Он походил по коридорам и наконец столкнулся с отцом госпитальером во дворе.

Дюрталю было немного совестно говорить об этом, а монах при первых же словах улыбнулся:

— Устав святого Бенедикта говорит ясно: принимайте посетителя, как приняли бы Самого Господа Иисуса; это значит, что мы не можем брать деньги за наше скромное попечение.

Дюрталь смущенно настаивал; отец Этьен тогда сказал:

— Если вам неловко делить нашу скудную трапезу бесплатно, поступайте как вам угодно, однако сколько бы вы ни дали, эту сумму разменяют по десять и двадцать су и раздадут нищим, которые каждое утро, иногда придя очень издалека, стучатся в двери монастыря.

Дюрталь поклонился и вручил заранее приготовленные в кармане деньги госпитальеру, а потом спросил, нельзя ли ему до отъезда еще поговорить с отцом Максимином.

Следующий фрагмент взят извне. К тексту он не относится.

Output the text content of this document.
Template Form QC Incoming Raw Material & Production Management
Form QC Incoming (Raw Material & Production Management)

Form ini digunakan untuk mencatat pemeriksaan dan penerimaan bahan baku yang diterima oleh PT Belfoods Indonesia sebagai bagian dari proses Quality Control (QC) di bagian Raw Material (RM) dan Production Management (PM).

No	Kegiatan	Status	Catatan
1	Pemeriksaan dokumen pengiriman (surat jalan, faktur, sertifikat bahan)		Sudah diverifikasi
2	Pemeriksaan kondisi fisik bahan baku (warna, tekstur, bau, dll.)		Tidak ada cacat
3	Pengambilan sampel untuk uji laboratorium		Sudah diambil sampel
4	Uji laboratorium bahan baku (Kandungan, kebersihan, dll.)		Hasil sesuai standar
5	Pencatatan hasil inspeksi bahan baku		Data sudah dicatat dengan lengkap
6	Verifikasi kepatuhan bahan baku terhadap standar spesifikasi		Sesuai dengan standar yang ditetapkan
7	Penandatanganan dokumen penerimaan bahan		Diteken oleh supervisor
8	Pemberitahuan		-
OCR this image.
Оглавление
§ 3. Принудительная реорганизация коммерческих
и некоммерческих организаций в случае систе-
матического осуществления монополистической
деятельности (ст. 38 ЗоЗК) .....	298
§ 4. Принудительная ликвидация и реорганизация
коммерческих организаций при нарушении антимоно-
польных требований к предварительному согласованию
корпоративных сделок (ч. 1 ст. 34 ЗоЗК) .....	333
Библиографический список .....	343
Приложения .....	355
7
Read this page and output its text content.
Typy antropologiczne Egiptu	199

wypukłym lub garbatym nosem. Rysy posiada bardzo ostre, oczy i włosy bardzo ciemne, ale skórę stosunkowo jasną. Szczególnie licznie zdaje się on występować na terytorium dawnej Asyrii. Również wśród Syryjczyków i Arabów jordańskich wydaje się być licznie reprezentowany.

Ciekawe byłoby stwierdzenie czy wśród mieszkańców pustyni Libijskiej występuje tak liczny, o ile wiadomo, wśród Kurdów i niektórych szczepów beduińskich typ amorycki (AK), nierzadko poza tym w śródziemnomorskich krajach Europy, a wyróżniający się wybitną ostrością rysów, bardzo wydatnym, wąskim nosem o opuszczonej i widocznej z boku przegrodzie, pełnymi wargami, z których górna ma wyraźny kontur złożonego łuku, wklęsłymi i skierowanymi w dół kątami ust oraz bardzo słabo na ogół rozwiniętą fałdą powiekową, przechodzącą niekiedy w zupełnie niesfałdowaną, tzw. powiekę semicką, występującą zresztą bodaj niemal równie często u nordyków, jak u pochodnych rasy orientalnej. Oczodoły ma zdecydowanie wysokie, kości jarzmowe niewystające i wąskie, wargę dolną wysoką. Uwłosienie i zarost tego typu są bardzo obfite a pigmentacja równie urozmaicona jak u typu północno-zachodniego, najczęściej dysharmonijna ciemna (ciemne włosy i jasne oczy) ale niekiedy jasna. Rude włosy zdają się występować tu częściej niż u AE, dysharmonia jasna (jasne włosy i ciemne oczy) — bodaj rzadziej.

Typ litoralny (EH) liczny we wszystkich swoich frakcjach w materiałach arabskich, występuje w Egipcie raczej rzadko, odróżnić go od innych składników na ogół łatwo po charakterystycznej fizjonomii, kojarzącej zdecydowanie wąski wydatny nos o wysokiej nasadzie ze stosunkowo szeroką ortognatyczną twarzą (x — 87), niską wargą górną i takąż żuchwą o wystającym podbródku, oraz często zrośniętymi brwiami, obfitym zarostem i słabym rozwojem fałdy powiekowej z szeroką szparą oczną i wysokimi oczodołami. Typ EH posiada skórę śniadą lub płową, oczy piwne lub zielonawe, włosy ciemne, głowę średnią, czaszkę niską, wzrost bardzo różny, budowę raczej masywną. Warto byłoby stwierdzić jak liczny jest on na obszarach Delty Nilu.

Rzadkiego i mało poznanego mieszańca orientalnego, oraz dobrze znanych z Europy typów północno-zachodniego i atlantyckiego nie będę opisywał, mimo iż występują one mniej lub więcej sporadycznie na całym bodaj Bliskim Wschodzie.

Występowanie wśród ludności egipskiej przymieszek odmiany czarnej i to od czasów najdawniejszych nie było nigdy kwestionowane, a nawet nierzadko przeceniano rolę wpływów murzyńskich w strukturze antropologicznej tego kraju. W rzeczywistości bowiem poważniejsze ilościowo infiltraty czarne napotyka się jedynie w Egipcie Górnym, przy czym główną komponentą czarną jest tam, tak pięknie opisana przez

— Конечно можно, да отец приор и не отпустил бы вас без прощального рукопожатия. Сейчас погляжу, свободен ли он; подождите меня в трапезной.

Монах удалился и через несколько минут воротился вместе с приором.

— Ну вот, — сказал отец Максимин, — опять вы окунетесь в суматоху.

— Ох, отец мой, без всякой радости!

— Понимаю. Правда хорошо самому молчать и не слышать ничего кругом? Ну, мужайтесь, мы за вас будем молиться.